WowKeren - Meski aktivitas erupsi sudah menurun, status Gunung Anak Krakatau masih berada di level III Siaga. Gunung Anak Krakatau yang dikatakan masih sedang tumbuh dan berkembang kembali memunculkan fenomena aneh sejak letusan yang menimbulkan tragedi tsunami beberapa waktu lalu.

Salah satunya yakni penampakan air laut yang berwarna oranye di sekitar gunung. Kepala Pusat Data Informasi dan Humas Badan Nasional Penanggulangan Bencana (BNPB), Sutopo purwo Nugroho, dalam akun Twitter miliknya mengunggah penampakan kondisi Anak Krakatau tersebut.

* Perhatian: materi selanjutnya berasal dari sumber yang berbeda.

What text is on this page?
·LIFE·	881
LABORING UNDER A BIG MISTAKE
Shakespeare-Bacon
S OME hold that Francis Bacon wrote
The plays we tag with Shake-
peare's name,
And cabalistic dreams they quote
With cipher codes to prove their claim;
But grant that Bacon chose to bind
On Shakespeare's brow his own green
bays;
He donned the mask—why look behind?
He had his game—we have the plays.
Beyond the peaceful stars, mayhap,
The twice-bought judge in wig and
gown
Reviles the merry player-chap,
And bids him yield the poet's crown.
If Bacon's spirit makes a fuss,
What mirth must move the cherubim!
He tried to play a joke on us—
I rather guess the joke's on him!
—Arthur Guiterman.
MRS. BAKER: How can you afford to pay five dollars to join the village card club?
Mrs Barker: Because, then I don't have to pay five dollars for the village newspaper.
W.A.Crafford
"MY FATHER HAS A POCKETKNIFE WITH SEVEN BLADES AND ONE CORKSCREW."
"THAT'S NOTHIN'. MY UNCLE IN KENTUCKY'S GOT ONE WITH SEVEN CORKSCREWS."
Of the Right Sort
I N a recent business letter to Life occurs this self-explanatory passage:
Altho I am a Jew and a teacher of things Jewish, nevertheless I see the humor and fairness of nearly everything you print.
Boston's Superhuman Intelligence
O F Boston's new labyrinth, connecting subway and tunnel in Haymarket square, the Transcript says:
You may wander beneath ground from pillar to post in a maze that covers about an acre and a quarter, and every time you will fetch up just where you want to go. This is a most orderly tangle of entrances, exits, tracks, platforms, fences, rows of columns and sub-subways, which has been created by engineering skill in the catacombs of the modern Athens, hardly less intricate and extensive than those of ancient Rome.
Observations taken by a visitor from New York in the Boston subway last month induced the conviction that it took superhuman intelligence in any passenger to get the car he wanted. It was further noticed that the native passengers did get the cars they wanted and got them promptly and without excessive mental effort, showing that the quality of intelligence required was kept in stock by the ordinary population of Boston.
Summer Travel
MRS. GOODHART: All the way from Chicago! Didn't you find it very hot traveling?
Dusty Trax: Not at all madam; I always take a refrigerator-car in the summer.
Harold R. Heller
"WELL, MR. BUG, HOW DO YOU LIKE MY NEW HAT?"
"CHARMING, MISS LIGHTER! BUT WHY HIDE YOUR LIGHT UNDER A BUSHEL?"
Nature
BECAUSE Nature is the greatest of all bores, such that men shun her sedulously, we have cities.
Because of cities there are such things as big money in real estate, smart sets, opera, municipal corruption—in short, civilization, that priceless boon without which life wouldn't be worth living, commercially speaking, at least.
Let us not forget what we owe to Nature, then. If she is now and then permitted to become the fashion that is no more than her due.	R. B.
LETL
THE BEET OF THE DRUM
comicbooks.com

Dalam video berdurasi 2 menit itu terlihat air laut di sekitar gunung berwarna oranye kecokelatan. Sutopo menjelaskan bahwa terjadinya warna tersebut adalah karena kandungan hidrosida besi yang dikeluarkan oleh kawah. Larutan ini kemudian bercampur dengan air laut sehingga memunculkan warna seperti itu.

"Kondisi Gunung Anak Krakatau pada 11/1/2019 yang didokumentasikan ⁦@EarthUncutTV⁩, tulis Sutopo lewat akun Twitter miliknya pada Jumat (11/1). "Warna orange kecoklatan adalah hidrosida besi (FeOH3) yang mengandung zat besi tinggi yang keluar dari kawah dan larut ke dalam air laut. Tubuh Gunung Anak Krakatau telah banyak berubah."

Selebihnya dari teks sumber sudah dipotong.